De plus, les entités environnementales soutiennent également que l’espace est déjà dans un processus de naturalisation spontanée et qui abrite une riche biodiversité. « Nous avons documenté la présence de quelques navires royaux (Bubo Bubo), la plus grande espèce de hibou d’Europe et protégée par les réglementations environnementales », explique Sallas. « D’autres rapaces de Vallours ont également été enregistrés, confirmant que la zone se remet naturellement. »

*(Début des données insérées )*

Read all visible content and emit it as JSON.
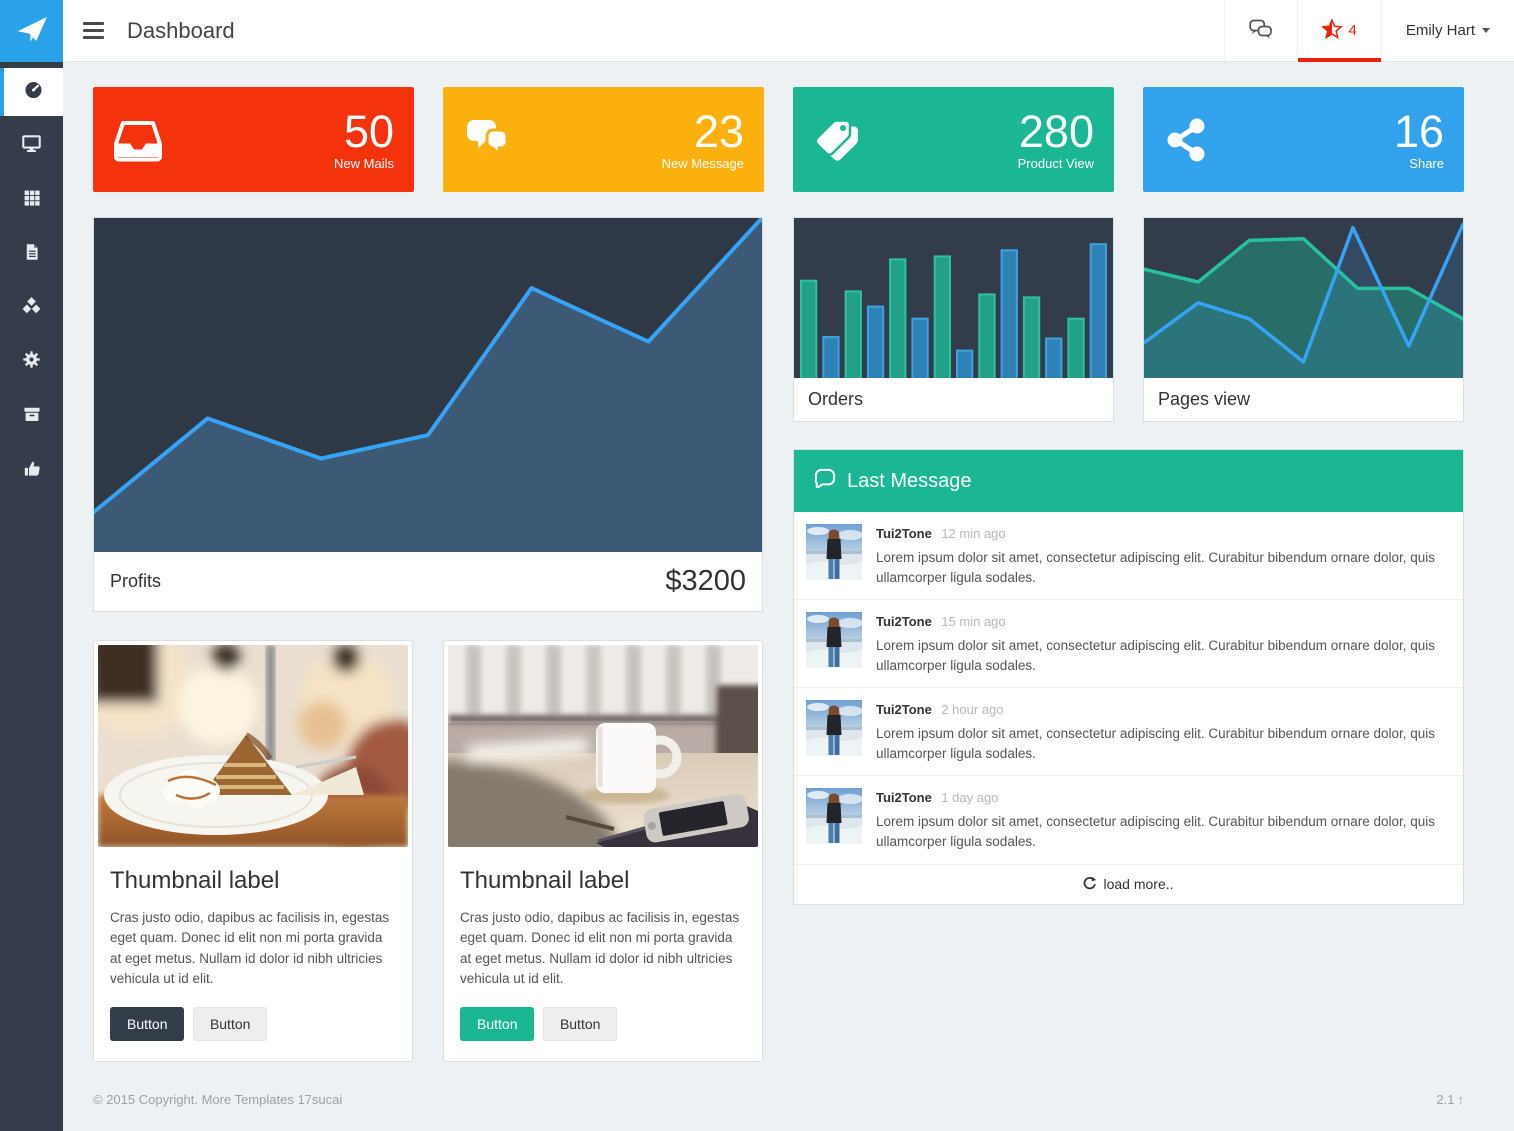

Pour sa part, le président de Rubí d’Il, échec de Bosch, Dénonce le manque de conscience environnementale et la pression métropolitaine excessive qui affecte le territoire. Depuis 1993, dit-il, ils travaillent à parvenir à un accord efficace dans la région et sont « épuisés » de tant de propositions différentes. « C’est un pour ne pas s’arrêter, il semblait qu’un accord avait été conclu avec la renaturalisation sous la forme d’un parc urbain du terrain de golf », explique Forest, qui dit que de l’entité, ils étudieront la proposition de Sant Cugat.
Rencontrer Habitat
Dans le même temps, le maire de Sant Cugat a rencontré le «Consellera» des territoires, Habitge I transitté Echològica, Sylvia Paneque, Le 21 février, lors d’une première réunion de travail où une proposition clé pour la municipalité a été présentée. Selon des sources municipales de ce journal, le «ministre» était réceptif à l’étudier en profondeur et, du conseil municipal, toute la documentation nécessaire a été délivrée pour analyse. « Il s’agit d’une initiative de phase de développement, ouverte aux améliorations et à la collaboration avec les différents agents et institutions impliqués, dans le but d’obtenir la meilleure solution possible pour Sant Cugat », selon des sources municipales.

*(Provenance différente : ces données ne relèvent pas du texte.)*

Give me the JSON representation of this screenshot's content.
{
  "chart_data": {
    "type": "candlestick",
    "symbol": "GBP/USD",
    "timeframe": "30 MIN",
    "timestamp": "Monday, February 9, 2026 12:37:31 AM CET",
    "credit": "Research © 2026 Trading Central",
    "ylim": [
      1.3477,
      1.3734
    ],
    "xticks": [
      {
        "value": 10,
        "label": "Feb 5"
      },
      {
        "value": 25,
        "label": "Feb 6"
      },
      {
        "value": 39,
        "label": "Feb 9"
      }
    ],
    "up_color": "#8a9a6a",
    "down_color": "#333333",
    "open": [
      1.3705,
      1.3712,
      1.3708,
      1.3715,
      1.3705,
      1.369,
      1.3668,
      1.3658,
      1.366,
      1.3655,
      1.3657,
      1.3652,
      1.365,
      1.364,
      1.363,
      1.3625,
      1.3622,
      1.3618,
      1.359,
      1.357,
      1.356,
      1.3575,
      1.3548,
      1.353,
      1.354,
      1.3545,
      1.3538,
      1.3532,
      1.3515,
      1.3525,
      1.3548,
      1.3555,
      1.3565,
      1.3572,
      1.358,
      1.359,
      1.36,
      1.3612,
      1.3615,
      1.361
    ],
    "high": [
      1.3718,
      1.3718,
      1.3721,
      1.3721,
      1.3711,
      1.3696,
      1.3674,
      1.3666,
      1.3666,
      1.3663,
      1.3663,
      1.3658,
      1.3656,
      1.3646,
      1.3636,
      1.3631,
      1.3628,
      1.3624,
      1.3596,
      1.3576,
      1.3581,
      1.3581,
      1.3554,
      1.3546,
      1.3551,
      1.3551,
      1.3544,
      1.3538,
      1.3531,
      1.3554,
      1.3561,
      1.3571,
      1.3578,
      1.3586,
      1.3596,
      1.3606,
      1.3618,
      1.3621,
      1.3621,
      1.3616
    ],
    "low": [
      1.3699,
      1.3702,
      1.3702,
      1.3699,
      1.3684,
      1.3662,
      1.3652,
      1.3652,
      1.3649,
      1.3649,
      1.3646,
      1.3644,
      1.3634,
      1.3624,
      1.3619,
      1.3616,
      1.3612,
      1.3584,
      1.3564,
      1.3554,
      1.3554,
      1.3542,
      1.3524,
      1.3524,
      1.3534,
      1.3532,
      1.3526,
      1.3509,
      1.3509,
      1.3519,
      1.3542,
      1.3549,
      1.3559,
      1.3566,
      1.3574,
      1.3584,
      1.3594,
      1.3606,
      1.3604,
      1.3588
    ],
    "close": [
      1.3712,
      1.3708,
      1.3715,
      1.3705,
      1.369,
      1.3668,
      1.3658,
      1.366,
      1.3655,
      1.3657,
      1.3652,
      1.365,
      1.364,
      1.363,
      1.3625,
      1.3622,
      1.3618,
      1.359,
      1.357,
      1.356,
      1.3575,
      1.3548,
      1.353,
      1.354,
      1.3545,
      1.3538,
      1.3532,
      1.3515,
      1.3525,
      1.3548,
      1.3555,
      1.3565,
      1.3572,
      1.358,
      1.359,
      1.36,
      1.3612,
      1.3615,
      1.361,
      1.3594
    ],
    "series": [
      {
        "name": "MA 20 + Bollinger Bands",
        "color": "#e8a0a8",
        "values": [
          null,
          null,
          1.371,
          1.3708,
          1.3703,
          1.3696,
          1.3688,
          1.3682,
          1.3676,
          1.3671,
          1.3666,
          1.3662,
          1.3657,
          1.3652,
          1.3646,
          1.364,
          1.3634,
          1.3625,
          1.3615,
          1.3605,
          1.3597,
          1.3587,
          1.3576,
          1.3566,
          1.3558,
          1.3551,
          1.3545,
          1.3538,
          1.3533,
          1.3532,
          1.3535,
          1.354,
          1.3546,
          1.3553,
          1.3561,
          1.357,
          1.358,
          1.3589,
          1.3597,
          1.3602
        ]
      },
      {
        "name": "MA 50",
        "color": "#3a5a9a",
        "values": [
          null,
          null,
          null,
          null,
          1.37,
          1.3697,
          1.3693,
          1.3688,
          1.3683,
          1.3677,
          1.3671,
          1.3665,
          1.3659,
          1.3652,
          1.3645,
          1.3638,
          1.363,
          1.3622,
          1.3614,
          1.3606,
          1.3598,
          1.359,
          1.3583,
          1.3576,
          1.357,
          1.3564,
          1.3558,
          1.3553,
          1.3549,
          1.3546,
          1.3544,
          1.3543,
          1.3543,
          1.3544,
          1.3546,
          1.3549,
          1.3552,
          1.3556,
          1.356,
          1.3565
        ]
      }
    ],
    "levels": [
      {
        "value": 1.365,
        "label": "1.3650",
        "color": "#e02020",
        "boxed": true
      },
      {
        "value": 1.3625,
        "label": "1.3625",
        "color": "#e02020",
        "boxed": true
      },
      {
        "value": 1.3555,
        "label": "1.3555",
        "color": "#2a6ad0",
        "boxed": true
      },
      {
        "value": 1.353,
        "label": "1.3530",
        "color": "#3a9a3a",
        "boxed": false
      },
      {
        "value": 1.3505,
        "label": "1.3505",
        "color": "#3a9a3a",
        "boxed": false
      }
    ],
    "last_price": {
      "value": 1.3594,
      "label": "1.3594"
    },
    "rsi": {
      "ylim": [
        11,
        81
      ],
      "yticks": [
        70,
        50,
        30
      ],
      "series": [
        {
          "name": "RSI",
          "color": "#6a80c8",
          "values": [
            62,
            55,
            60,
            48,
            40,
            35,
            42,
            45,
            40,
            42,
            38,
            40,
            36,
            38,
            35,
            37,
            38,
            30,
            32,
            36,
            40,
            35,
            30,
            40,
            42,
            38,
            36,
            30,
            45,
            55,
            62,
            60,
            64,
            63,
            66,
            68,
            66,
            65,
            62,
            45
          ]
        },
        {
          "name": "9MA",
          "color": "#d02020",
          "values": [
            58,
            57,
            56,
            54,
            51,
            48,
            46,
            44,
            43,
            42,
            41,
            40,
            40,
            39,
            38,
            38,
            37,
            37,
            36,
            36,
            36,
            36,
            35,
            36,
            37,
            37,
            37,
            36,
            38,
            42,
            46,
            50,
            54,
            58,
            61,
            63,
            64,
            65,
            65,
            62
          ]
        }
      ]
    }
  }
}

Selon les écologistes, le projet d’urbanisation modifierait l’équilibre de cet écosystème en formation et impliquerait une barrière artificielle dans l’une des rares connexions écologiques qui restent entre Colserla et le reste du territoire. « Sant Cugat semble juste voir Collserla Et il ne prend pas en compte d’autres espaces naturels pertinents « , critiquent-ils.

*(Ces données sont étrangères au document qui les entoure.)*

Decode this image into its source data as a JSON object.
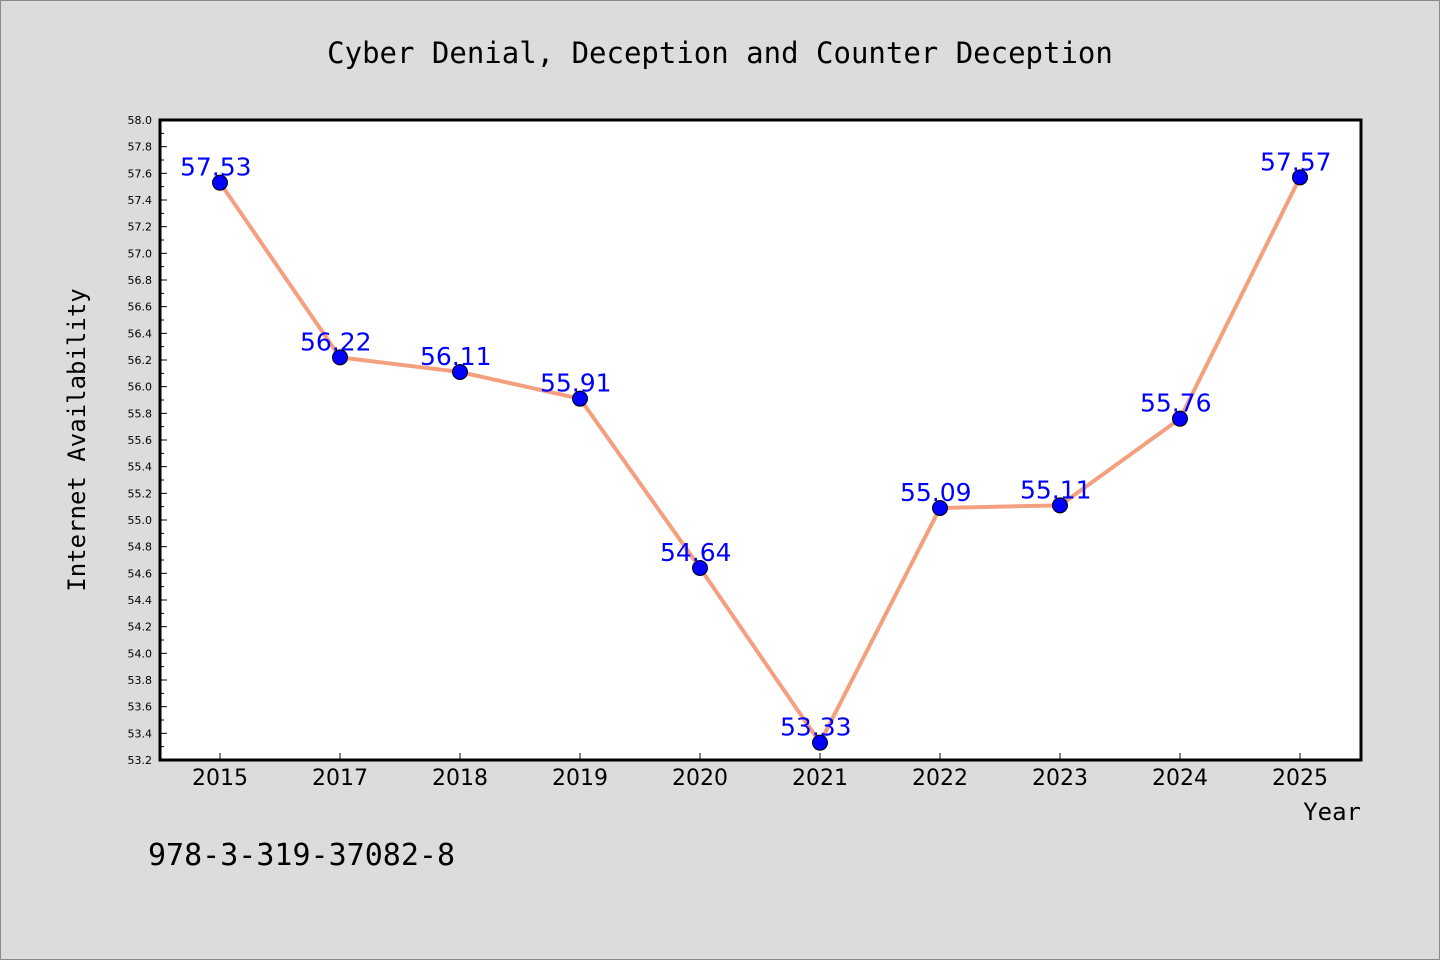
{
  "chart_data": {
    "type": "line",
    "title": "Cyber Denial, Deception and Counter Deception",
    "xlabel": "Year",
    "ylabel": "Internet Availability",
    "categories": [
      "2015",
      "2017",
      "2018",
      "2019",
      "2020",
      "2021",
      "2022",
      "2023",
      "2024",
      "2025"
    ],
    "series": [
      {
        "values": [
          57.53,
          56.22,
          56.11,
          55.91,
          54.64,
          53.33,
          55.09,
          55.11,
          55.76,
          57.57
        ]
      }
    ],
    "data_labels": [
      "57.53",
      "56.22",
      "56.11",
      "55.91",
      "54.64",
      "53.33",
      "55.09",
      "55.11",
      "55.76",
      "57.57"
    ],
    "ylim": [
      53.2,
      58.0
    ],
    "ytick_step": 0.2,
    "grid": false,
    "line_color": "#f4a07f",
    "marker_color": "#0000ff",
    "label_color": "#0000ff"
  },
  "footer": {
    "isbn": "978-3-319-37082-8"
  }
}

D’Adén, disent-ils, ils suivront le processus administratif pour alléguer à l’époque l’évaluation environnementale et contacteront diverses entités environnementales telles que la Assemblée Climat Pel de Sant Cugat, Sos Puzzlers ou Paperola de Terrassa Pour organiser des assemblées et des actions pour faire pression sur l’administration pour inverser la décision
« Vous ne pouvez justifier aucune urbanisation avec l’excuse de l’urgence du logement« Siglas souligne. » Il est évident qu’il y a un problème d’accès au logement, mais cela ne signifie pas que nous devons construire n’importe où sans respecter les critères environnementaux et les accords précédents. « Les entités se souviennent également que Sant Cugat a d’autres alternatives pour Promouvoir des logements abordables sans avoir besoin d’occuper les zones vertes en régénération telles que le contrôle de la location saisonnière.